Control cannot be artificially allocated
As set out in the draft Guidelines, “it is not possible either to become a controller or to escape controller obligations simply by shaping the contract in a certain way,” or by appointing a natural person within one’s organisation to implement a processing activity and designate such person as the controller.
Continuous obligation to ensure processors and sub-processors provide “sufficient guarantees”
Controllers have the primary responsibility for compliance with the GDPR due to the accountability principle and other obligations imposed directly by the GDPR on controllers. The draft Guidelines stress the obligation of the controller to only engage processors that provide sufficient guarantees that the processing will meet the GDPR requirements. The EDPB clarifies that this obligation also applies to granting authorisation for processors to engage a sub-processor. In practical terms, this means that controllers should add an extra layer to their due diligence process for engaging service providers when the latter in turn engage sub-processors.
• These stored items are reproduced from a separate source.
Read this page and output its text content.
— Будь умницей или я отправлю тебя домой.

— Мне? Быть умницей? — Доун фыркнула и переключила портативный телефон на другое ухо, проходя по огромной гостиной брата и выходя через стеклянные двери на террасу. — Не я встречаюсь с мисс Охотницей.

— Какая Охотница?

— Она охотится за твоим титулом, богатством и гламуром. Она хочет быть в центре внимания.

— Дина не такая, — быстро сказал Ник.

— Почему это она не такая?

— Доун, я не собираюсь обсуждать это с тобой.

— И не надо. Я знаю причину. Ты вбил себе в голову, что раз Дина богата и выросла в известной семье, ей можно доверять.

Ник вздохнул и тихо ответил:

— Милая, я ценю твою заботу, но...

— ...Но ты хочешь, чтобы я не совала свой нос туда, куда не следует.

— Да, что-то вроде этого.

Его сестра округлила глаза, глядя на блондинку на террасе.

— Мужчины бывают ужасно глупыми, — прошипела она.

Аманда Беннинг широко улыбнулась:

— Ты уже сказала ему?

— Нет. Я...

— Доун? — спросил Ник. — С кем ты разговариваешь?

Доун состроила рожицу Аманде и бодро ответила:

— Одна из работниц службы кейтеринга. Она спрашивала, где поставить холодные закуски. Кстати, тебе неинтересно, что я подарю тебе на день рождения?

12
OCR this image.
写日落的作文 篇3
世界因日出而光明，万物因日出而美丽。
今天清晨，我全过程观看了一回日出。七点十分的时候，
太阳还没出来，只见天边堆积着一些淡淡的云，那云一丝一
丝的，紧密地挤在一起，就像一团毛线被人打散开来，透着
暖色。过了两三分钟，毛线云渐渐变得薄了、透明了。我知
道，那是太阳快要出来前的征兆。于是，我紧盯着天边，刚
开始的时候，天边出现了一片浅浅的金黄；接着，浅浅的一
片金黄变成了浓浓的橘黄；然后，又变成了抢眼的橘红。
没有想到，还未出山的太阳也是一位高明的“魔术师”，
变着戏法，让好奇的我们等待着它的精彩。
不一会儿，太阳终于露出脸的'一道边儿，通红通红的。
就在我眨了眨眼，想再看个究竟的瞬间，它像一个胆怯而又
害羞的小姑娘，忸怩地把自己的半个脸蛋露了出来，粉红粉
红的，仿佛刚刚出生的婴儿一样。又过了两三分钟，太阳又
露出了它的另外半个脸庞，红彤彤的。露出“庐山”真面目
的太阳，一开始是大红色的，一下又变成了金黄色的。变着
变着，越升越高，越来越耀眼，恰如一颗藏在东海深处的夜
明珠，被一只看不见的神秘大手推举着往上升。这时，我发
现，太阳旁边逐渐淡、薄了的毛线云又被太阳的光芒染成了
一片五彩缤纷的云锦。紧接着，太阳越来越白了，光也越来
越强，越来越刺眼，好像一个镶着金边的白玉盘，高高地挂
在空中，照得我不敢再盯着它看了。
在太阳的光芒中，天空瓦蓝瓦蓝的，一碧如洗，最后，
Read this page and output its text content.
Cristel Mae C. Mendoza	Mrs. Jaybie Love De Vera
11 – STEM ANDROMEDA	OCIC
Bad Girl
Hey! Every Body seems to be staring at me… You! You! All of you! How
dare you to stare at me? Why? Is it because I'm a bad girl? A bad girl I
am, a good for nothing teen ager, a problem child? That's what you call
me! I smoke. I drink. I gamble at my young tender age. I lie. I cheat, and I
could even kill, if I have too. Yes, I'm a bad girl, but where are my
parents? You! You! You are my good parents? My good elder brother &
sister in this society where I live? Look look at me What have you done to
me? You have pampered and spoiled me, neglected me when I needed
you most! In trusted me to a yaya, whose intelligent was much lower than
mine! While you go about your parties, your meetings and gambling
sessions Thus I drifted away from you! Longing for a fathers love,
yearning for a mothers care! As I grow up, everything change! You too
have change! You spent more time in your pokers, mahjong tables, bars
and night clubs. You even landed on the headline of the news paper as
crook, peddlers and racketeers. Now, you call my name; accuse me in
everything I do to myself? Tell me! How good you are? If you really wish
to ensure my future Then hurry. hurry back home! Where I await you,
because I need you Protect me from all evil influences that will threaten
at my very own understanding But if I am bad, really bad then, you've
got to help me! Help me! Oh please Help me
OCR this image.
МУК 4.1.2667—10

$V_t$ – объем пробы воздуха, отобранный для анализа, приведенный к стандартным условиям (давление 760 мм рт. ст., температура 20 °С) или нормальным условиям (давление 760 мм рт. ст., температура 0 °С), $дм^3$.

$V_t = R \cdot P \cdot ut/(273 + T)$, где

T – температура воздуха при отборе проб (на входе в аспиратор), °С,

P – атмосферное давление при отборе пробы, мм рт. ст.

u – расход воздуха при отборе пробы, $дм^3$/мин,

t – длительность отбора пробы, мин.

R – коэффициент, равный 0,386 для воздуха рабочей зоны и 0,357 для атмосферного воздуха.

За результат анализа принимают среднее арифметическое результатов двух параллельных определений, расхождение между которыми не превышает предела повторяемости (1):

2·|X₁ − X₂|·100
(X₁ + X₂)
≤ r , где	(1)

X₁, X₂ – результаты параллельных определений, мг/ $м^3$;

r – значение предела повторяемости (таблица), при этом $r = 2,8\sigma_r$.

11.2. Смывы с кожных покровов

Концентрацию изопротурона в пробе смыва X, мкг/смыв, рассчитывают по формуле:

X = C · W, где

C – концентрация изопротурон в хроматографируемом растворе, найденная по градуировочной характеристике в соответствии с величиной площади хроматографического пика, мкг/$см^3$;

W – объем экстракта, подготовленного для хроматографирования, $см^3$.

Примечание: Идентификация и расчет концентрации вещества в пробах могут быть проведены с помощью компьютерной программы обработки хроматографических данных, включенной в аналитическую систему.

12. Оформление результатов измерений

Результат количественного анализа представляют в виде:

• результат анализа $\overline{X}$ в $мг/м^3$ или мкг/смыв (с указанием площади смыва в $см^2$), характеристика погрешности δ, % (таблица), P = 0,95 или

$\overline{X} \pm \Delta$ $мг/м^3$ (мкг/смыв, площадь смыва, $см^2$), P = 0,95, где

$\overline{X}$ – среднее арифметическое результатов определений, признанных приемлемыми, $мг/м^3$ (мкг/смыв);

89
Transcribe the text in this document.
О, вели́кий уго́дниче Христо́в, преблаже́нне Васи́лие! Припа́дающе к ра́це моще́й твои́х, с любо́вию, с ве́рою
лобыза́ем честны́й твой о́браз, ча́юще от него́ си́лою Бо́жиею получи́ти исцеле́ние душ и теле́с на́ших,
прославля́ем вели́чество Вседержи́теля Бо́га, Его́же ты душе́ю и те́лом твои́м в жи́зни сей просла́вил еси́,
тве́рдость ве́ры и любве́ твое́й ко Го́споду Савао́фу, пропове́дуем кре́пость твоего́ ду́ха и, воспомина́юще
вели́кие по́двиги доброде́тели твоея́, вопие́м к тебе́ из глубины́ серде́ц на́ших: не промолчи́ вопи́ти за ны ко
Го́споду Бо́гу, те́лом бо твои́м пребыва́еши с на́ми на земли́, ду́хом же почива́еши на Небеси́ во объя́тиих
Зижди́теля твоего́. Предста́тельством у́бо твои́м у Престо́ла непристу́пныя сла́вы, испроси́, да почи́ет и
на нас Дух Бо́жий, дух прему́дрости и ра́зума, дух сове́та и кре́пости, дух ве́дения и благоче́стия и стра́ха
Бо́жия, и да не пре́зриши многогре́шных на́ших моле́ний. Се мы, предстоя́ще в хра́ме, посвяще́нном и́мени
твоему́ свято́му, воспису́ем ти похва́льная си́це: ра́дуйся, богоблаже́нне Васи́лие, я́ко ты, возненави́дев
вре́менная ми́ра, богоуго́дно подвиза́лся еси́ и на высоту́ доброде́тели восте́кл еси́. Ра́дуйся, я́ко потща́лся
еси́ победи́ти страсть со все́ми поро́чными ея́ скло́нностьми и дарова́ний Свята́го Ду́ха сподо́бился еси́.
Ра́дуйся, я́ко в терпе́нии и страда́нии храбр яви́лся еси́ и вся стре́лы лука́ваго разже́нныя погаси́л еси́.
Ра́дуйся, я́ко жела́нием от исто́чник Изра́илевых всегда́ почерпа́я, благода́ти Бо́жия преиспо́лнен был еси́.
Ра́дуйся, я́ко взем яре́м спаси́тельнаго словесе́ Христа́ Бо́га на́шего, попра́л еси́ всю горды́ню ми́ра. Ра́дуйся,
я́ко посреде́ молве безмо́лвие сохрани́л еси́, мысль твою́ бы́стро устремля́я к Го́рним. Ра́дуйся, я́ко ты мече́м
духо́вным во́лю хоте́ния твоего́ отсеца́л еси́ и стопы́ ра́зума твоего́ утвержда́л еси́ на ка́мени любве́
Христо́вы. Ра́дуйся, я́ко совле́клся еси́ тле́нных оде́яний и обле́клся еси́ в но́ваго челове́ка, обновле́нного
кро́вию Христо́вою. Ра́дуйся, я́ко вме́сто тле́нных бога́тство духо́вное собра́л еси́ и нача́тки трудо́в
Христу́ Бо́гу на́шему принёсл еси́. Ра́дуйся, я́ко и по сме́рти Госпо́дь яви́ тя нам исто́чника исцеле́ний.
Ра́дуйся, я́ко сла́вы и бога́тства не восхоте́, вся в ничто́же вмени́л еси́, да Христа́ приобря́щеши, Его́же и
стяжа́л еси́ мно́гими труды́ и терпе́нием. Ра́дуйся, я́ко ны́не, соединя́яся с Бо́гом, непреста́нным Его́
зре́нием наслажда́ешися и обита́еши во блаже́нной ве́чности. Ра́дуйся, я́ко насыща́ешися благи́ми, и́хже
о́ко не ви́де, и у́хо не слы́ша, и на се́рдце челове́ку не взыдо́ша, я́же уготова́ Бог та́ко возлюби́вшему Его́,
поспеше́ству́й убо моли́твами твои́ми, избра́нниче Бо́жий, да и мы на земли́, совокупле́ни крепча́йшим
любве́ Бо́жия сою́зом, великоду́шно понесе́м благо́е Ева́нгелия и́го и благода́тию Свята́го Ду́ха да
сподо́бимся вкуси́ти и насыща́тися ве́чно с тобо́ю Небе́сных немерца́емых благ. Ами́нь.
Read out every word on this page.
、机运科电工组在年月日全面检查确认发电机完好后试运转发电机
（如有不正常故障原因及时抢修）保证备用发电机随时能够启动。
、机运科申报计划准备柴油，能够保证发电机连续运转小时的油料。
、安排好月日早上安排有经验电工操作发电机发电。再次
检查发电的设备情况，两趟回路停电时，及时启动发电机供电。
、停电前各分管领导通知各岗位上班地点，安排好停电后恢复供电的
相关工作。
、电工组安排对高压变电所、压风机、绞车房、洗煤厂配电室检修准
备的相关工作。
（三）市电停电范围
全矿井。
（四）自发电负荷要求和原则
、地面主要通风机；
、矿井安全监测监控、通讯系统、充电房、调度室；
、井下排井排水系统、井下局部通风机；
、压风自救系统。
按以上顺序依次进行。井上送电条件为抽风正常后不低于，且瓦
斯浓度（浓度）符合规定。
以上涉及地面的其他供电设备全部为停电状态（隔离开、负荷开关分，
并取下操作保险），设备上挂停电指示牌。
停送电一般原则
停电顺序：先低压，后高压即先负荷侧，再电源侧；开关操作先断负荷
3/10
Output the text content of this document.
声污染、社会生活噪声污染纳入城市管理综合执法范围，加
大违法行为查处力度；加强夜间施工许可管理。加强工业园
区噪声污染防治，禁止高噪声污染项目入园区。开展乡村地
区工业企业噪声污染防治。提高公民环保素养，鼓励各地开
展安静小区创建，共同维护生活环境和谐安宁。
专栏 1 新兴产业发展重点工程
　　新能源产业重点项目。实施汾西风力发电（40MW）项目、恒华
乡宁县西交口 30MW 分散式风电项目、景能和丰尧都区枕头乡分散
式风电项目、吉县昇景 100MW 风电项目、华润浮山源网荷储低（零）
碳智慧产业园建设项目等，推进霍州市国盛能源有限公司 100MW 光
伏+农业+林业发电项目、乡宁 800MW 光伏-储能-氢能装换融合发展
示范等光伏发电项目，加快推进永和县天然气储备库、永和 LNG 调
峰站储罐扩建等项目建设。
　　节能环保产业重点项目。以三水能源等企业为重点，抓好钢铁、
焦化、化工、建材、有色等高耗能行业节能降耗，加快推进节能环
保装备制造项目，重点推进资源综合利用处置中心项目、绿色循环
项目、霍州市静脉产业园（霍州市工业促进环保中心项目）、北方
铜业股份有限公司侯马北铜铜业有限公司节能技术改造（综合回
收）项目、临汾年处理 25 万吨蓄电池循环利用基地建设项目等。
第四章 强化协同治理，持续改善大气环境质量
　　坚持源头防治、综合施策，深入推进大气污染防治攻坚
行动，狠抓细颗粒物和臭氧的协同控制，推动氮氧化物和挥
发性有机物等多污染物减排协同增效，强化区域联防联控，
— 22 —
Controllers should have contractual restrictions on the processor’s right to engage a sub-processor without the controller’s prior authorisation. There should be controls in place to check that the sub-processors provide “sufficient guarantees”. Where the controller grants a general authorisation, controllers should have the right to be informed of any changes to the list of approved sub-processors and an opportunity to object to any new sub-processors. The obligation to check that engaged processors and sub-processors provide sufficient guarantees is a “continuous obligation”, which requires regular verification that is ultimately the responsibility of the controller, even if the controller delegated the vetting of sub-processors to processors.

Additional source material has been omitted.